Alternative 2: Generate your own key. Another way to achieve the same result is to figure out the last key in the dimension and increment it manually. This number will then be used to insert into the dimension and again into the Fact. The problem with this approach is that if you do not process Facts immediately after each dimension, one at a time, then you will need to store and lookup the key in a staging table or in memory. Also, this approach assumes that no other process or thread is inserting data into the dimension at the same time. This, of course, would kill the sequential system and violate the primary key constraint on the table.

To explore Alternative 2 further, have a look at this post from Marco Russo of sqljunkies.com. He explains how to use an Execute SQL Task in SSIS that executes the following:

SELECT COALESCE( MAX( ID_Dimension ), 0 ) AS LastID 
    FROM Dimension

The claim is that his method is the best, most scalable solution. I don’t fully agree, as my experiences dictate otherwise. But I believe that each approach has merit and depends a lot on the environment.

Hand Coding with Visual FoxPro (VFP9)

For VFP, use an int data type with AutoIncrement enabled. As with a SQL Server implementation, I prefer using this approach to generating keys manually.

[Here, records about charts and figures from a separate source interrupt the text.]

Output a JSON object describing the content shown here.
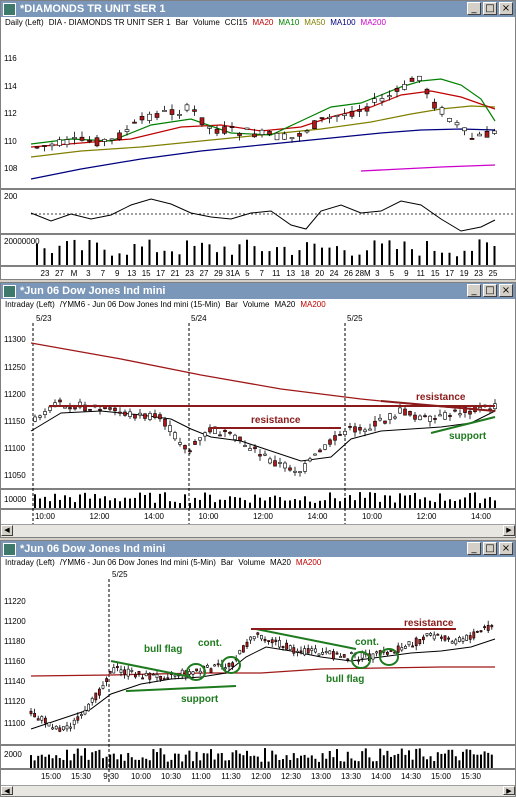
{
  "panes": [
    {
      "title": "*DIAMONDS TR UNIT SER 1",
      "legend": [
        {
          "text": "Daily  (Left)",
          "color": "#000000"
        },
        {
          "text": "DIA - DIAMONDS TR UNIT SER 1",
          "color": "#000000"
        },
        {
          "text": "Bar",
          "color": "#000000"
        },
        {
          "text": "Volume",
          "color": "#000000"
        },
        {
          "text": "CCI15",
          "color": "#000000"
        },
        {
          "text": "MA20",
          "color": "#c00000"
        },
        {
          "text": "MA10",
          "color": "#008000"
        },
        {
          "text": "MA50",
          "color": "#808000"
        },
        {
          "text": "MA100",
          "color": "#000080"
        },
        {
          "text": "MA200",
          "color": "#cc00cc"
        }
      ],
      "y_ticks": [
        "116",
        "114",
        "112",
        "110",
        "108"
      ],
      "cci_tick": "200",
      "vol_tick": "20000000",
      "x_ticks": [
        "23",
        "27",
        "M",
        "3",
        "7",
        "9",
        "13",
        "15",
        "17",
        "21",
        "23",
        "27",
        "29",
        "31A",
        "5",
        "7",
        "11",
        "13",
        "18",
        "20",
        "24",
        "26",
        "28M",
        "3",
        "5",
        "9",
        "11",
        "15",
        "17",
        "19",
        "23",
        "25"
      ]
    },
    {
      "title": "*Jun 06  Dow Jones Ind mini",
      "legend": [
        {
          "text": "Intraday  (Left)",
          "color": "#000000"
        },
        {
          "text": "/YMM6 - Jun 06  Dow Jones Ind mini  (15-Min)",
          "color": "#000000"
        },
        {
          "text": "Bar",
          "color": "#000000"
        },
        {
          "text": "Volume",
          "color": "#000000"
        },
        {
          "text": "MA20",
          "color": "#000000"
        },
        {
          "text": "MA200",
          "color": "#c00000"
        }
      ],
      "dates": [
        "5/23",
        "5/24",
        "5/25"
      ],
      "y_ticks": [
        "11300",
        "11250",
        "11200",
        "11150",
        "11100",
        "11050"
      ],
      "vol_tick": "10000",
      "x_ticks": [
        "10:00",
        "12:00",
        "14:00",
        "10:00",
        "12:00",
        "14:00",
        "10:00",
        "12:00",
        "14:00"
      ],
      "annotations": {
        "resistance_1": "resistance",
        "resistance_2": "resistance",
        "support": "support"
      }
    },
    {
      "title": "*Jun 06  Dow Jones Ind mini",
      "legend": [
        {
          "text": "Intraday  (Left)",
          "color": "#000000"
        },
        {
          "text": "/YMM6 - Jun 06  Dow Jones Ind mini  (5-Min)",
          "color": "#000000"
        },
        {
          "text": "Bar",
          "color": "#000000"
        },
        {
          "text": "Volume",
          "color": "#000000"
        },
        {
          "text": "MA20",
          "color": "#000000"
        },
        {
          "text": "MA200",
          "color": "#c00000"
        }
      ],
      "dates": [
        "5/25"
      ],
      "y_ticks": [
        "11220",
        "11200",
        "11180",
        "11160",
        "11140",
        "11120",
        "11100"
      ],
      "vol_tick": "2000",
      "x_ticks": [
        "15:00",
        "15:30",
        "9:30",
        "10:00",
        "10:30",
        "11:00",
        "11:30",
        "12:00",
        "12:30",
        "13:00",
        "13:30",
        "14:00",
        "14:30",
        "15:00",
        "15:30"
      ],
      "annotations": {
        "bull_flag_1": "bull flag",
        "cont_1": "cont.",
        "support": "support",
        "resistance": "resistance",
        "cont_2": "cont.",
        "bull_flag_2": "bull flag"
      }
    }
  ],
  "colors": {
    "titlebar": "#7a96b8",
    "resistance": "#8b1a1a",
    "trend_green": "#1e7a1e",
    "ma_red": "#a01818",
    "candle_up": "#ffffff",
    "candle_down": "#b01818"
  }
}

Even still, both alternatives mentioned above are also available in FoxPro:

Alternative 1: Use a staging table. Here, as with SQL Server, use a staging table with AutoIncrement enabled on the primary key. As a consequence, you will not enabled AutoIncrement on the dimension. To return the newly added key from the lookup/reference table, you simply use the GETAUTOINCVALUE() function and return it.

Alternative 2: Generate your own key. You can also determine the last key used in the dimension and manually increment it. Personally, this approach offers very little to a VFP developer. Alternative 1 — or simply using the Dimension for generating the surrogate — is by far the best approach.

I like VFP for these types of tasks. Whatever you decide, you don’t really need to worry about returning the generated key. You typically insert and update all your dimensional data first, and then return to the dimension later to lookup keys just before inserting the facts. Nothing beats an old-fashioned SEEK in this scenario, which can be light years faster than building a select with a where clause depending on how crafty you are with Rushmore and Index building.

Compare this:

SELECT PrimaryKey ;
    FROM Dimension ;
    WHERE NaturalKey = 'SomeValue' ;
        AND StatusFlag = True

to this:

SEEK('SomeCandidateKey','Dimension','CandidateIndex')

If you are using Alternative 1, then instead of SEEK, you could build a JOIN between the lookup table and the data being processed for the fact. This set-based approach can be pretty speedy as well.

If you insist on exploring Alternative 2, the translation from Marco’s TSQL code to VFP is as follows:

SELECT NVL(MAX(ID_Dimension),0) AS LastID ;
    FROM Dimension

In my experience, I simply use VFP9’s Autoincrementing Integer field in each Dimension. I don’t bother with a staging lookup table because with VFP, I can just set the order to the natural key and do a SEEK on the dimension. It’s a fast, simple, and consistent approach.

VFP Really Shines

In this series of articles, I have attempted to highlight some of the differences between implementing the 34 Subsystem best practices in both a hand-coded environment (VFP) and through a tool specifically designed for the job (SSIS). In each case, both VFP and SSIS have really been about equal (this is a non-scientific study, of course!). SSIS has advantages that are hard to duplicate in VFP (some of which I will be highlighting later on in this series), but in this case, VFP really shines. While both databases can handle generating keys for us in similar ways, VFP’s SEEK command allows us to use it!

I don’t want to dwell on this any more. I’ll discuss more details on how to use the surrogate keys when I talk about Subsystem 14: Surrogate Key Management.